Филипп слушал и костерил себя последними словами. «Как я мог вести охоту на этих чистых душой и помыслами девчушек, впервые оторванных от дома и родителей?! Как я мог забыть, что у меня тоже дочери?!» – спрашивал он себя с возмущением. Домников запомнил, что когда Катя говорила о зеркальце в костяном футляре, то упомянула, что ей его подарил папа. Дети, называющие своих отцов за глаза «папой», несомненно, любят своего родителя. Филипп тоже в детстве и сейчас называл отца только папой, несмотря на то, что тот развёлся с матерью и создал новую семью. Отец с раннего детства был любим Филиппом. Отец оставался добрым и чувствительным к сыну. Однако самые приятные и радостные чувства вызывал отец у Филиппа в детстве, когда приходил в садик забирать его домой. Ничто так не радует детей в садике, как приход родителей за ними раньше времени. Отец словно хорошо знал это. Все дети ещё ели печенье с киселём на полднике после дневного сна, а отец уже приходил за ним. Филипп счастливый на глазах всей группы радостно оставлял без всякого сожаления недоеденным полдник, поворачивался к друзьям и объявлял радостно, что за ним уже пришли. Дети с завистью провожали Филиппа взглядом. Молодая воспитательница почему-то всегда краснела, когда отец улыбаясь, разговаривал с ней о чем-то. Если это было зимой, то отец усаживал сына на санки и быстро вёз его по утоптанным снежным тропинкам в сосновом бору. Радости Филиппа не было предела.
В группе всегда имелись дети, за которыми родители приходили позже всех. Эти дети оставались в группе уже только с нянями, что задерживались допоздна для уборки комнат. Ребята эти выглядели несчастными и жалкими. Няни нервничали из-за того, что им надо оставаться после уборки, и невезучие дети чувствовали всю эту нелюбовь на себе. Няни ворчали и ругали непутёвых родителей малышей. Детей этих было немного – на весь садик пять или шесть человек. Их собирали со всех групп в одной комнате, где дети часто с влажными глазами и с большой надеждой смотрели в окна. Несчастные дети прижимались своими детскими лбами к холодному стеклу, пряча от нянечек глаза, полные слез от обиды за родителей, и в каждом прохожем эти дети искали сходство со своими мамой и папой.
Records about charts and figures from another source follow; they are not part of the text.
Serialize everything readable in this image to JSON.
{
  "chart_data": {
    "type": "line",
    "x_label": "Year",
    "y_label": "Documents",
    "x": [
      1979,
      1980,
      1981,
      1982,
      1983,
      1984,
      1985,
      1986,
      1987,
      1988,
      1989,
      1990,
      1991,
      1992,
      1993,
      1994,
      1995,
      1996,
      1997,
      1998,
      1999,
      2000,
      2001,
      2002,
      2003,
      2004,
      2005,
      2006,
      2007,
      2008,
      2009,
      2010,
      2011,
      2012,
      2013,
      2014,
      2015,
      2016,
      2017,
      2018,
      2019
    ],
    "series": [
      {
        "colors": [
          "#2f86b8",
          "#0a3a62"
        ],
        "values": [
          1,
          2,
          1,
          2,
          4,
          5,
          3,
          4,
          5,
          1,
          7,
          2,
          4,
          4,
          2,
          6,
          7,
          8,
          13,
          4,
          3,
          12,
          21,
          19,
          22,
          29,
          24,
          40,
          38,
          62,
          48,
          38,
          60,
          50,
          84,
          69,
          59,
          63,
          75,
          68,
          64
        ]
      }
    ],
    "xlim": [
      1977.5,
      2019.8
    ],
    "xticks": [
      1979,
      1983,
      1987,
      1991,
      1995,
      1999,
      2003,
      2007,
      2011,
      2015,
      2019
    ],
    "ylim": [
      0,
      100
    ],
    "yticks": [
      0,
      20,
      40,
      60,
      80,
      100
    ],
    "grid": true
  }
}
Филипп неожиданно подумал, а как дочери будут вспоминать его, хотя по сегодняшний день они называли его только папой, потому что Филипп любил их безумно, и дочери чувствовали это. Филипп тоже, как и его отец, ходил в садик забирать дочерей после работы, благо они ходили в один сад, но в разные группы. Жена Александра приезжала с работы в семь вечера, а Филипп освобождался раньше, поэтому чаще всего и забирал дочерей.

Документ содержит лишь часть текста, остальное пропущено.